# Vegan Vs. Non-Vegan



## Astroboy (Nov 26, 2007)

Meat lovers are fools if they live to eat.
The Christian Argument for Vegetarianism
Vegetarianism - Why Hindus Don't Eat Meat


----------



## Randip Singh (Nov 26, 2007)

begum said:


> Meat lovers are fools if they live to eat.
> The Christian Argument for Vegetarianism
> Vegetarianism - Why Hindus Don't Eat Meat


 
The same could be said of a vegetarian, a vegan etc etc..........
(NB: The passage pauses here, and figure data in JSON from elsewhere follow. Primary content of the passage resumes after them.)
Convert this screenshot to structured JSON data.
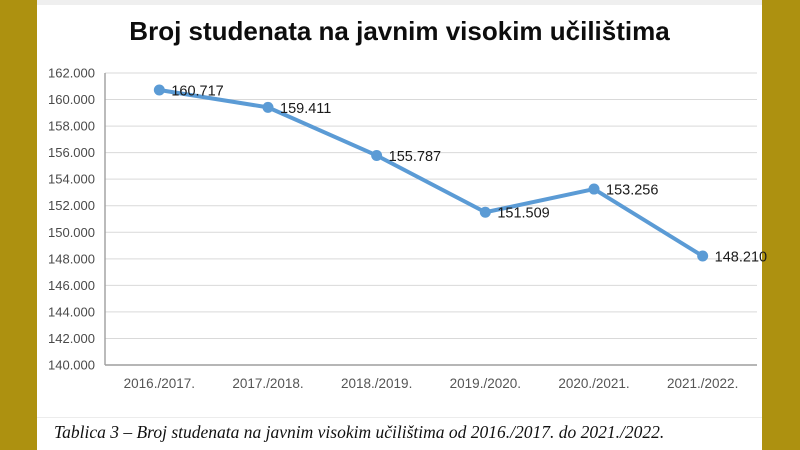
{
  "page": {
    "border_color": "#AD9110",
    "background_color": "#FFFFFF"
  },
  "caption": "Tablica 3 – Broj studenata na javnim visokim učilištima od 2016./2017. do 2021./2022.",
  "chart_data": {
    "type": "line",
    "title": "Broj studenata na javnim visokim učilištima",
    "categories": [
      "2016./2017.",
      "2017./2018.",
      "2018./2019.",
      "2019./2020.",
      "2020./2021.",
      "2021./2022."
    ],
    "series": [
      {
        "name": "Broj studenata",
        "values": [
          160717,
          159411,
          155787,
          151509,
          153256,
          148210
        ]
      }
    ],
    "point_labels": [
      "160.717",
      "159.411",
      "155.787",
      "151.509",
      "153.256",
      "148.210"
    ],
    "xlabel": "",
    "ylabel": "",
    "ylim": [
      140000,
      162000
    ],
    "y_tick_step": 2000,
    "y_tick_labels": [
      "140.000",
      "142.000",
      "144.000",
      "146.000",
      "148.000",
      "150.000",
      "152.000",
      "154.000",
      "156.000",
      "158.000",
      "160.000",
      "162.000"
    ],
    "grid": true,
    "legend": "none",
    "line_color": "#5B9BD5",
    "gridline_color": "#D9D9D9",
    "axis_color": "#9E9E9E",
    "tick_label_color": "#4A4A4A",
    "data_label_color": "#1A1A1A"
  }
}
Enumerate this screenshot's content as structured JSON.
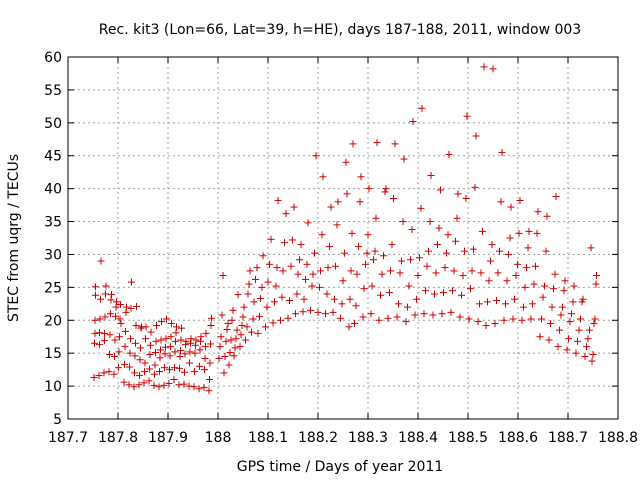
{
  "chart_data": {
    "type": "scatter",
    "title": "Rec. kit3 (Lon=66, Lat=39, h=HE), days 187-188, 2011, window 003",
    "xlabel": "GPS time / Days of year 2011",
    "ylabel": "STEC from uqrg / TECUs",
    "xlim": [
      187.7,
      188.8
    ],
    "ylim": [
      5,
      60
    ],
    "xticks": [
      "187.7",
      "187.8",
      "187.9",
      "188",
      "188.1",
      "188.2",
      "188.3",
      "188.4",
      "188.5",
      "188.6",
      "188.7",
      "188.8"
    ],
    "yticks": [
      "5",
      "10",
      "15",
      "20",
      "25",
      "30",
      "35",
      "40",
      "45",
      "50",
      "55",
      "60"
    ],
    "grid": true,
    "marker": "+",
    "color": "#cc0000",
    "points": [
      [
        187.752,
        11.3
      ],
      [
        187.753,
        16.5
      ],
      [
        187.754,
        18.0
      ],
      [
        187.754,
        20.0
      ],
      [
        187.755,
        23.8
      ],
      [
        187.755,
        25.1
      ],
      [
        187.762,
        11.6
      ],
      [
        187.763,
        16.3
      ],
      [
        187.763,
        18.1
      ],
      [
        187.764,
        20.2
      ],
      [
        187.765,
        23.2
      ],
      [
        187.766,
        29.0
      ],
      [
        187.772,
        12.0
      ],
      [
        187.773,
        16.9
      ],
      [
        187.773,
        18.0
      ],
      [
        187.774,
        20.5
      ],
      [
        187.775,
        24.0
      ],
      [
        187.776,
        25.2
      ],
      [
        187.782,
        12.2
      ],
      [
        187.783,
        14.8
      ],
      [
        187.784,
        17.8
      ],
      [
        187.785,
        21.0
      ],
      [
        187.786,
        23.1
      ],
      [
        187.787,
        23.9
      ],
      [
        187.792,
        11.8
      ],
      [
        187.793,
        14.5
      ],
      [
        187.794,
        17.0
      ],
      [
        187.795,
        20.6
      ],
      [
        187.796,
        22.0
      ],
      [
        187.797,
        22.8
      ],
      [
        187.801,
        12.8
      ],
      [
        187.802,
        15.2
      ],
      [
        187.803,
        17.5
      ],
      [
        187.804,
        20.2
      ],
      [
        187.805,
        22.4
      ],
      [
        187.806,
        19.5
      ],
      [
        187.812,
        10.6
      ],
      [
        187.813,
        13.3
      ],
      [
        187.814,
        16.0
      ],
      [
        187.815,
        18.3
      ],
      [
        187.816,
        21.2
      ],
      [
        187.817,
        22.0
      ],
      [
        187.822,
        10.2
      ],
      [
        187.823,
        12.9
      ],
      [
        187.824,
        15.0
      ],
      [
        187.825,
        17.2
      ],
      [
        187.826,
        21.8
      ],
      [
        187.827,
        25.8
      ],
      [
        187.832,
        9.9
      ],
      [
        187.833,
        12.0
      ],
      [
        187.834,
        14.6
      ],
      [
        187.835,
        16.5
      ],
      [
        187.836,
        19.2
      ],
      [
        187.837,
        22.1
      ],
      [
        187.842,
        10.2
      ],
      [
        187.843,
        11.6
      ],
      [
        187.844,
        14.0
      ],
      [
        187.845,
        15.8
      ],
      [
        187.846,
        18.8
      ],
      [
        187.847,
        19.0
      ],
      [
        187.852,
        10.5
      ],
      [
        187.853,
        12.2
      ],
      [
        187.854,
        13.5
      ],
      [
        187.855,
        17.2
      ],
      [
        187.856,
        19.0
      ],
      [
        187.862,
        10.8
      ],
      [
        187.863,
        12.6
      ],
      [
        187.864,
        14.8
      ],
      [
        187.865,
        16.2
      ],
      [
        187.866,
        18.2
      ],
      [
        187.872,
        10.1
      ],
      [
        187.873,
        11.8
      ],
      [
        187.874,
        13.2
      ],
      [
        187.875,
        15.1
      ],
      [
        187.876,
        16.8
      ],
      [
        187.877,
        19.2
      ],
      [
        187.882,
        9.9
      ],
      [
        187.883,
        12.2
      ],
      [
        187.884,
        14.3
      ],
      [
        187.885,
        15.5
      ],
      [
        187.886,
        17.0
      ],
      [
        187.887,
        19.8
      ],
      [
        187.892,
        10.1
      ],
      [
        187.893,
        12.8
      ],
      [
        187.894,
        14.9
      ],
      [
        187.895,
        15.9
      ],
      [
        187.896,
        17.2
      ],
      [
        187.897,
        20.2
      ],
      [
        187.902,
        10.4
      ],
      [
        187.903,
        12.5
      ],
      [
        187.904,
        14.6
      ],
      [
        187.905,
        16.0
      ],
      [
        187.906,
        17.5
      ],
      [
        187.907,
        19.5
      ],
      [
        187.912,
        11.0
      ],
      [
        187.913,
        12.8
      ],
      [
        187.914,
        15.2
      ],
      [
        187.915,
        16.8
      ],
      [
        187.916,
        18.1
      ],
      [
        187.917,
        19.0
      ],
      [
        187.922,
        10.2
      ],
      [
        187.923,
        12.7
      ],
      [
        187.924,
        14.5
      ],
      [
        187.925,
        15.4
      ],
      [
        187.926,
        17.0
      ],
      [
        187.927,
        18.8
      ],
      [
        187.932,
        10.3
      ],
      [
        187.933,
        12.1
      ],
      [
        187.934,
        14.9
      ],
      [
        187.935,
        16.3
      ],
      [
        187.936,
        16.8
      ],
      [
        187.942,
        10.0
      ],
      [
        187.943,
        13.5
      ],
      [
        187.944,
        15.2
      ],
      [
        187.945,
        16.5
      ],
      [
        187.946,
        17.2
      ],
      [
        187.952,
        9.9
      ],
      [
        187.953,
        12.2
      ],
      [
        187.954,
        15.0
      ],
      [
        187.955,
        16.2
      ],
      [
        187.956,
        17.0
      ],
      [
        187.962,
        9.6
      ],
      [
        187.963,
        13.0
      ],
      [
        187.964,
        15.5
      ],
      [
        187.965,
        16.8
      ],
      [
        187.966,
        17.5
      ],
      [
        187.972,
        9.8
      ],
      [
        187.973,
        12.5
      ],
      [
        187.974,
        14.2
      ],
      [
        187.975,
        16.0
      ],
      [
        187.976,
        18.0
      ],
      [
        187.982,
        9.3
      ],
      [
        187.983,
        11.0
      ],
      [
        187.984,
        13.5
      ],
      [
        187.985,
        16.4
      ],
      [
        187.986,
        19.2
      ],
      [
        187.987,
        20.3
      ],
      [
        188.002,
        14.2
      ],
      [
        188.004,
        16.0
      ],
      [
        188.006,
        17.5
      ],
      [
        188.008,
        20.8
      ],
      [
        188.01,
        26.8
      ],
      [
        188.012,
        12.0
      ],
      [
        188.014,
        14.5
      ],
      [
        188.016,
        16.8
      ],
      [
        188.018,
        18.6
      ],
      [
        188.02,
        19.5
      ],
      [
        188.022,
        13.2
      ],
      [
        188.024,
        15.1
      ],
      [
        188.026,
        17.0
      ],
      [
        188.028,
        20.0
      ],
      [
        188.03,
        21.5
      ],
      [
        188.032,
        14.6
      ],
      [
        188.034,
        15.8
      ],
      [
        188.036,
        17.2
      ],
      [
        188.038,
        18.5
      ],
      [
        188.04,
        23.9
      ],
      [
        188.044,
        16.0
      ],
      [
        188.046,
        17.8
      ],
      [
        188.048,
        19.2
      ],
      [
        188.05,
        20.5
      ],
      [
        188.052,
        22.0
      ],
      [
        188.055,
        17.0
      ],
      [
        188.058,
        19.0
      ],
      [
        188.06,
        24.0
      ],
      [
        188.062,
        25.5
      ],
      [
        188.064,
        27.5
      ],
      [
        188.067,
        18.2
      ],
      [
        188.07,
        20.2
      ],
      [
        188.072,
        22.8
      ],
      [
        188.075,
        26.2
      ],
      [
        188.078,
        28.0
      ],
      [
        188.08,
        18.0
      ],
      [
        188.083,
        20.6
      ],
      [
        188.085,
        23.3
      ],
      [
        188.088,
        25.0
      ],
      [
        188.09,
        29.8
      ],
      [
        188.095,
        19.0
      ],
      [
        188.098,
        22.0
      ],
      [
        188.1,
        25.8
      ],
      [
        188.103,
        28.5
      ],
      [
        188.106,
        32.3
      ],
      [
        188.11,
        19.6
      ],
      [
        188.113,
        22.8
      ],
      [
        188.116,
        25.2
      ],
      [
        188.118,
        28.0
      ],
      [
        188.12,
        38.2
      ],
      [
        188.125,
        20.0
      ],
      [
        188.128,
        23.5
      ],
      [
        188.13,
        27.5
      ],
      [
        188.133,
        31.8
      ],
      [
        188.136,
        36.2
      ],
      [
        188.14,
        20.3
      ],
      [
        188.143,
        23.0
      ],
      [
        188.146,
        28.2
      ],
      [
        188.149,
        32.2
      ],
      [
        188.152,
        37.2
      ],
      [
        188.155,
        21.0
      ],
      [
        188.158,
        24.0
      ],
      [
        188.16,
        27.0
      ],
      [
        188.163,
        29.2
      ],
      [
        188.166,
        31.5
      ],
      [
        188.17,
        21.3
      ],
      [
        188.172,
        23.2
      ],
      [
        188.175,
        26.2
      ],
      [
        188.178,
        28.5
      ],
      [
        188.18,
        34.8
      ],
      [
        188.185,
        21.5
      ],
      [
        188.188,
        25.2
      ],
      [
        188.19,
        27.0
      ],
      [
        188.193,
        30.2
      ],
      [
        188.196,
        45.0
      ],
      [
        188.2,
        21.2
      ],
      [
        188.203,
        25.0
      ],
      [
        188.205,
        27.5
      ],
      [
        188.208,
        33.0
      ],
      [
        188.21,
        41.8
      ],
      [
        188.215,
        21.0
      ],
      [
        188.218,
        24.0
      ],
      [
        188.22,
        28.0
      ],
      [
        188.223,
        31.2
      ],
      [
        188.226,
        37.2
      ],
      [
        188.23,
        21.2
      ],
      [
        188.233,
        23.2
      ],
      [
        188.235,
        28.2
      ],
      [
        188.238,
        34.5
      ],
      [
        188.24,
        38.0
      ],
      [
        188.245,
        20.3
      ],
      [
        188.248,
        22.5
      ],
      [
        188.25,
        26.0
      ],
      [
        188.253,
        30.2
      ],
      [
        188.256,
        44.0
      ],
      [
        188.258,
        39.2
      ],
      [
        188.262,
        19.0
      ],
      [
        188.264,
        23.2
      ],
      [
        188.266,
        27.5
      ],
      [
        188.268,
        33.2
      ],
      [
        188.27,
        46.8
      ],
      [
        188.273,
        19.5
      ],
      [
        188.276,
        22.2
      ],
      [
        188.278,
        27.0
      ],
      [
        188.281,
        31.2
      ],
      [
        188.284,
        38.0
      ],
      [
        188.286,
        41.8
      ],
      [
        188.29,
        20.5
      ],
      [
        188.292,
        24.8
      ],
      [
        188.295,
        28.5
      ],
      [
        188.298,
        30.2
      ],
      [
        188.3,
        33.0
      ],
      [
        188.302,
        40.0
      ],
      [
        188.306,
        21.0
      ],
      [
        188.308,
        25.2
      ],
      [
        188.311,
        29.2
      ],
      [
        188.314,
        30.5
      ],
      [
        188.316,
        35.5
      ],
      [
        188.318,
        47.0
      ],
      [
        188.322,
        20.0
      ],
      [
        188.325,
        23.8
      ],
      [
        188.328,
        27.0
      ],
      [
        188.331,
        29.8
      ],
      [
        188.334,
        39.5
      ],
      [
        188.336,
        40.0
      ],
      [
        188.34,
        20.3
      ],
      [
        188.343,
        24.2
      ],
      [
        188.345,
        27.5
      ],
      [
        188.348,
        31.5
      ],
      [
        188.351,
        38.5
      ],
      [
        188.354,
        46.8
      ],
      [
        188.358,
        20.5
      ],
      [
        188.361,
        22.5
      ],
      [
        188.364,
        27.2
      ],
      [
        188.367,
        29.0
      ],
      [
        188.37,
        35.0
      ],
      [
        188.372,
        44.5
      ],
      [
        188.376,
        19.8
      ],
      [
        188.379,
        22.0
      ],
      [
        188.382,
        25.2
      ],
      [
        188.385,
        29.2
      ],
      [
        188.388,
        33.8
      ],
      [
        188.39,
        50.2
      ],
      [
        188.394,
        20.8
      ],
      [
        188.397,
        23.2
      ],
      [
        188.4,
        26.8
      ],
      [
        188.403,
        29.5
      ],
      [
        188.406,
        37.0
      ],
      [
        188.408,
        52.2
      ],
      [
        188.412,
        21.0
      ],
      [
        188.415,
        24.5
      ],
      [
        188.418,
        28.2
      ],
      [
        188.421,
        30.5
      ],
      [
        188.424,
        35.0
      ],
      [
        188.426,
        42.0
      ],
      [
        188.43,
        20.8
      ],
      [
        188.433,
        24.0
      ],
      [
        188.436,
        27.2
      ],
      [
        188.439,
        31.5
      ],
      [
        188.442,
        34.0
      ],
      [
        188.445,
        39.8
      ],
      [
        188.448,
        21.0
      ],
      [
        188.451,
        24.2
      ],
      [
        188.454,
        28.0
      ],
      [
        188.457,
        30.2
      ],
      [
        188.46,
        33.0
      ],
      [
        188.462,
        45.2
      ],
      [
        188.466,
        21.2
      ],
      [
        188.469,
        24.5
      ],
      [
        188.472,
        27.5
      ],
      [
        188.475,
        32.0
      ],
      [
        188.478,
        35.5
      ],
      [
        188.48,
        39.2
      ],
      [
        188.484,
        20.5
      ],
      [
        188.487,
        23.8
      ],
      [
        188.49,
        26.8
      ],
      [
        188.493,
        30.5
      ],
      [
        188.496,
        38.5
      ],
      [
        188.498,
        51.0
      ],
      [
        188.502,
        20.2
      ],
      [
        188.505,
        24.8
      ],
      [
        188.508,
        27.5
      ],
      [
        188.511,
        30.8
      ],
      [
        188.514,
        40.2
      ],
      [
        188.516,
        48.0
      ],
      [
        188.52,
        19.8
      ],
      [
        188.523,
        22.5
      ],
      [
        188.526,
        27.2
      ],
      [
        188.529,
        33.5
      ],
      [
        188.532,
        58.5
      ],
      [
        188.536,
        19.2
      ],
      [
        188.539,
        22.8
      ],
      [
        188.542,
        26.0
      ],
      [
        188.545,
        29.0
      ],
      [
        188.548,
        31.5
      ],
      [
        188.55,
        58.2
      ],
      [
        188.554,
        19.5
      ],
      [
        188.557,
        23.0
      ],
      [
        188.56,
        27.2
      ],
      [
        188.563,
        30.5
      ],
      [
        188.566,
        38.0
      ],
      [
        188.568,
        45.5
      ],
      [
        188.572,
        20.0
      ],
      [
        188.575,
        22.5
      ],
      [
        188.578,
        26.0
      ],
      [
        188.581,
        30.0
      ],
      [
        188.584,
        32.5
      ],
      [
        188.586,
        37.2
      ],
      [
        188.59,
        20.2
      ],
      [
        188.593,
        23.2
      ],
      [
        188.596,
        26.8
      ],
      [
        188.599,
        28.5
      ],
      [
        188.602,
        33.2
      ],
      [
        188.604,
        38.2
      ],
      [
        188.608,
        20.0
      ],
      [
        188.611,
        22.0
      ],
      [
        188.614,
        25.0
      ],
      [
        188.617,
        28.0
      ],
      [
        188.62,
        31.0
      ],
      [
        188.622,
        33.5
      ],
      [
        188.626,
        20.2
      ],
      [
        188.629,
        22.5
      ],
      [
        188.632,
        25.5
      ],
      [
        188.635,
        28.2
      ],
      [
        188.638,
        33.2
      ],
      [
        188.64,
        36.5
      ],
      [
        188.644,
        17.5
      ],
      [
        188.647,
        20.2
      ],
      [
        188.65,
        23.5
      ],
      [
        188.653,
        25.2
      ],
      [
        188.656,
        30.5
      ],
      [
        188.658,
        35.8
      ],
      [
        188.662,
        17.0
      ],
      [
        188.665,
        19.5
      ],
      [
        188.668,
        22.0
      ],
      [
        188.671,
        24.8
      ],
      [
        188.674,
        27.0
      ],
      [
        188.676,
        38.8
      ],
      [
        188.68,
        16.0
      ],
      [
        188.683,
        18.5
      ],
      [
        188.686,
        20.8
      ],
      [
        188.689,
        22.0
      ],
      [
        188.692,
        24.5
      ],
      [
        188.694,
        26.0
      ],
      [
        188.698,
        15.5
      ],
      [
        188.701,
        17.2
      ],
      [
        188.704,
        19.8
      ],
      [
        188.707,
        21.0
      ],
      [
        188.71,
        22.8
      ],
      [
        188.712,
        25.2
      ],
      [
        188.716,
        15.0
      ],
      [
        188.719,
        16.8
      ],
      [
        188.722,
        18.5
      ],
      [
        188.725,
        20.2
      ],
      [
        188.728,
        22.8
      ],
      [
        188.73,
        23.2
      ],
      [
        188.734,
        14.5
      ],
      [
        188.737,
        16.0
      ],
      [
        188.74,
        17.2
      ],
      [
        188.743,
        18.5
      ],
      [
        188.746,
        31.0
      ],
      [
        188.748,
        13.8
      ],
      [
        188.75,
        14.8
      ],
      [
        188.752,
        19.5
      ],
      [
        188.754,
        20.2
      ],
      [
        188.756,
        25.5
      ],
      [
        188.757,
        26.8
      ]
    ]
  }
}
_*Page 1289 Sri Guru Granth Sahib Ji*_

_mehlaa 1. _
_First Mehl: _

_maas maas kar moorakh jhagrhay gi-aan Dhi-aan nahee jaanai. _
_The fools argue about flesh and meat, but they know nothing about meditation and spiritual wisdom. _

_ka-un maas ka-un saag kahaavai kis meh paap samaanay. _
_What is called meat, and what is called green vegetables? What leads to sin? _

_gaiNdaa maar hom jag kee-ay dayviti-aa kee baanay. _
_It was the habit of the gods to kill the rhinoceros, and make a feast of the burnt offering. _

_maas chhod bais nak pakrheh raatee maanas khaanay. _
_Those who renounce meat, and hold their noses when sitting near it, devour men at night. _

_farh kar lokaaN no dikhlaavahi gi-aan Dhi-aan nahee soojhai. _
_They practice hypocrisy, and make a show before other people, but they do not understand anything about meditation or spiritual wisdom. _

_naanak anDhay si-o ki-aa kahee-ai kahai na kahi-aa boojhai. _
_O Nanak, what can be said to the blind people? They cannot answer, or even understand what is said. _

_anDhaa so-ay je anDh kamaavai tis ridai se lochan naahee. _
_They alone are blind, who act blindly. They have no eyes in their hearts. _

_maat pitaa kee rakat nipannay machhee maas na khaaNhee. _
_They are produced from the blood of their mothers and fathers, but they do not eat fish or meat._

It is obsession we should be guarding against, whether it is for cheese , kheer, Halwa, Channay, chicken drumsticks or a king sized tub of pop corn from the cinema. Excess comes in all forms and guises and is not confined to the meat eater. Infact one could argue that the meat eater is easily sated wheras a vegetarian may still be left wanting...........I  think _"Meat lovers are fools if they live to eat"_ is a statement making an assumption that people who eat meat dream of it all the time and do not consider any other food.


----------



## drkhalsa (Nov 26, 2007)

I am really astonished to see the topic?!

why again this ?


----------



## Astroboy (Nov 26, 2007)

New semester opens today.

Here's a chance for new members to have their say.


----------